Este dado evidencia, a toda sorte, o impacto que o teletrabalho poderá causar na sociedade, diminuindo o custo de produção e melhor distribuindo as riquezas, além de, é claro, ter se mostrado um remédio necessário para barrar a proliferação de doenças.

A discussão acerca do meio ambiente do trabalho saudável, quando se lida com o teletrabalho, traz consigo um verdadeiro conflito de valores, inclusive atingindo direitos fundamentais.

De um lado, é interessante para o próprio empregado que o empregador exerça a subordinação, na medida em que (tecnicamente) caso esta não exista, será mitigada a culpa em caso de esse labor causar algum malefício à saúde do empregado.
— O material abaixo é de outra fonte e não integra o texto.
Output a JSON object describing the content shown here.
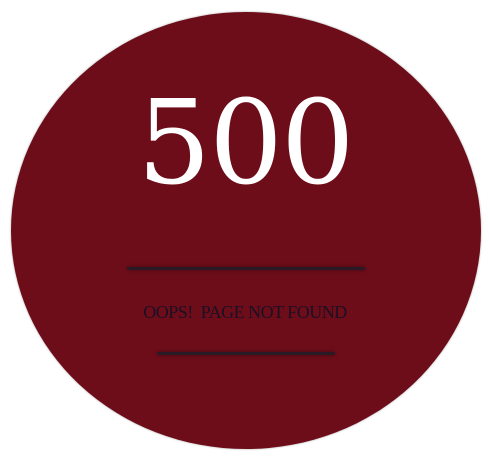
{
  "error": {
    "code": "500",
    "message": "OOPS!  PAGE NOT FOUND"
  },
  "colors": {
    "circle": "#6e0d1a",
    "code_text": "#ffffff",
    "message_text": "#1b1023",
    "rule": "#2a1a26",
    "background": "#ffffff"
  }
}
Mas, para essa vigília acontecer, esse tipo de labor fere outro direito fundamental: o direito à privacidade/intimidade (artigo 5º, inciso X, da Carta Magna). Neste sentido, o que é mais importante: a saúde ou a privacidade/intimidade do empregado? Existe alguma hierarquia entre os direitos fundamentais, em especial observando-se os dois supracitados?
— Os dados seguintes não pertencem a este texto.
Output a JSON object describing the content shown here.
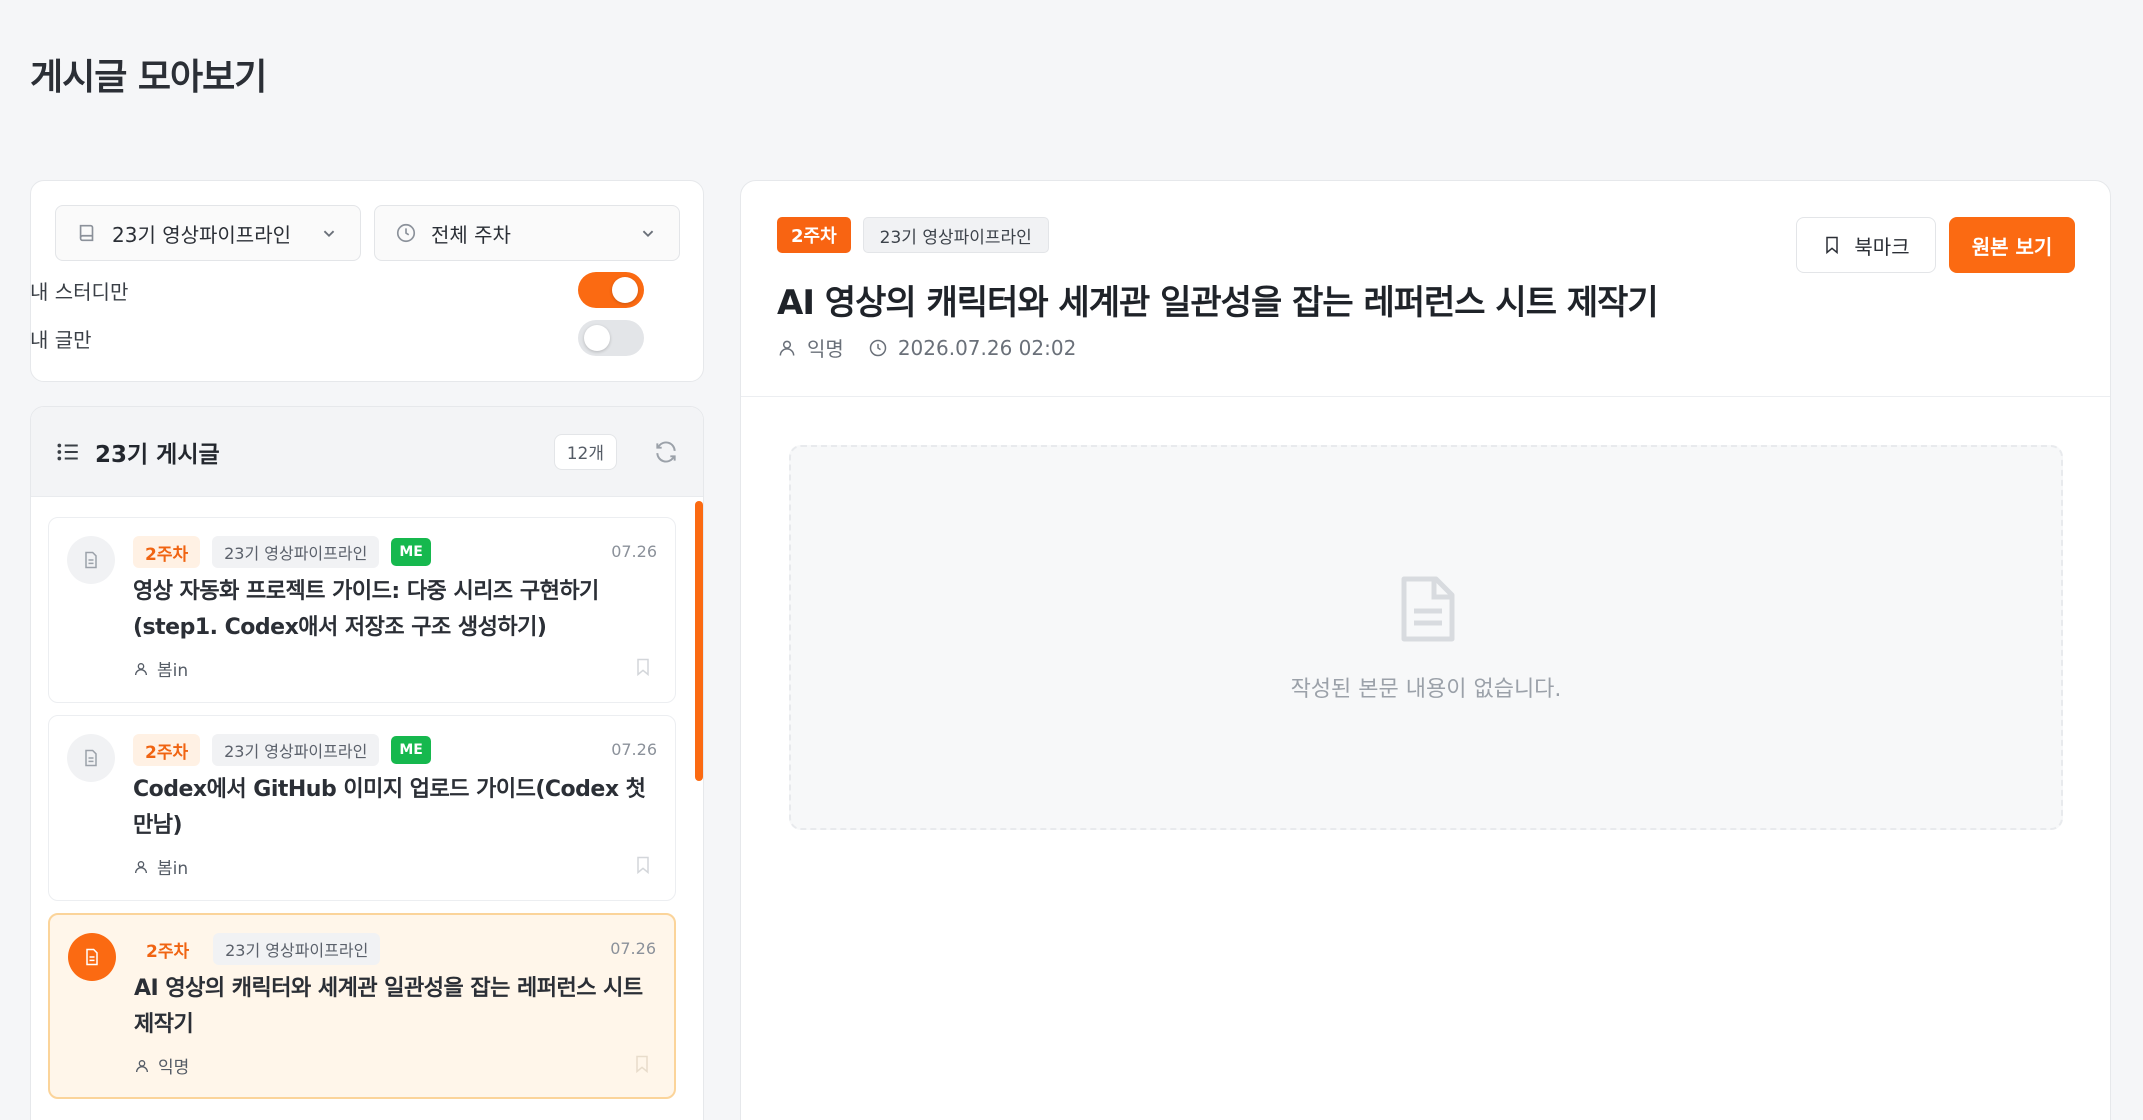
{
  "page": {
    "title": "게시글 모아보기"
  },
  "filters": {
    "cohort_select": {
      "value": "23기 영상파이프라인",
      "icon": "book-icon"
    },
    "week_select": {
      "value": "전체 주차",
      "icon": "clock-icon"
    },
    "toggles": [
      {
        "label": "내 스터디만",
        "on": true
      },
      {
        "label": "내 글만",
        "on": false
      }
    ]
  },
  "list": {
    "title": "23기 게시글",
    "count": "12개",
    "posts": [
      {
        "week": "2주차",
        "cohort": "23기 영상파이프라인",
        "me_badge": "ME",
        "date": "07.26",
        "title": "영상 자동화 프로젝트 가이드: 다중 시리즈 구현하기(step1. Codex애서 저장조 구조 생성하기)",
        "author": "봄in",
        "active": false
      },
      {
        "week": "2주차",
        "cohort": "23기 영상파이프라인",
        "me_badge": "ME",
        "date": "07.26",
        "title": "Codex에서 GitHub 이미지 업로드 가이드(Codex 첫 만남)",
        "author": "봄in",
        "active": false
      },
      {
        "week": "2주차",
        "cohort": "23기 영상파이프라인",
        "me_badge": "",
        "date": "07.26",
        "title": "AI 영상의 캐릭터와 세계관 일관성을 잡는 레퍼런스 시트 제작기",
        "author": "익명",
        "active": true
      }
    ]
  },
  "detail": {
    "week": "2주차",
    "cohort": "23기 영상파이프라인",
    "title": "AI 영상의 캐릭터와 세계관 일관성을 잡는 레퍼런스 시트 제작기",
    "author": "익명",
    "datetime": "2026.07.26 02:02",
    "bookmark_label": "북마크",
    "original_label": "원본 보기",
    "empty_text": "작성된 본문 내용이 없습니다."
  },
  "colors": {
    "accent": "#fb6a12",
    "me_badge": "#16b84e",
    "active_card_bg": "#fff6ea"
  }
}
Acrescenta-se aos questionamentos, um ponto deveras pertinente: considerando que o problema pode ser solucionado com a renúncia de um ou outro direito fundamental, até onde vai a liberdade de negociação, quando da celebração do contrato do trabalho, considerando o grande desequilíbrio que existe entre os dois agentes desta relação[2]?

A resposta a essa pergunta esbarra em outra problemática: as normas de Direito do Trabalho são normas sociais e estas, por excelência, além de irrenunciáveis, são irretratáveis, em função do princípio da vedação do retrocesso legislativo. Portanto, além do empregado, em tese, não poder negociar ditas normas de direito fundamental, a lei não poderia, também na teoria, criar meios para que essa transação ocorra.

Ademais, o teletrabalho coloca em xeque, também, a própria proteção de dados pessoais, tanto do empregador quanto do empregado. A proteção de dados, como parte integrante do direito fundamental à privacidade, deve ser protegida, sob pena, inclusive, de gerar danos morais a quem a violar[3].

Verifica-se, portanto, que as alterações trazidas pela Lei 13.467/17 e, timidamente, pelas medidas provisórias editadas pelo Governo nem de longe chegaram perto de encerrar vários temas que precisam ser mais bem debatidos. Isso porque, o teletrabalho é uma realidade que veio para ficar, mesmo depois de terminar a pandemia e tanto interesses de milhões de empregados, como de seus empregadores precisam ser melhor tutelados.

[1] MASI, Domenico de. “O futuro do trabalho. Fadiga e ócio na sociedade pós-industrial”. Rio de Janeiro. Ed. Da UnB, 2000. pp. 293-94.
[2] ANDRADE, Fábio Siebeneichler de. “Considerações sobre o Desenvolvimento dos Direitos da Personalidade e sua Aplicação às Relações do Trabalho”. Revista Direitos Fundamentais & Justiça, Porto Alegre, ano 3, nº 6 – Jan./Mar., HS Ed., 2009, p. 171.
[3] RUARO, Linden Regina. “Responsabilidade Civil do Estado por Dano Moral em Caso de Má Utilização de Dados Pessoais”. Revista Direitos Fundamentais & Justiça, Porto Alegre, ano 1, nº 1 – Out./Dez., HS Ed., 2007, p. 241.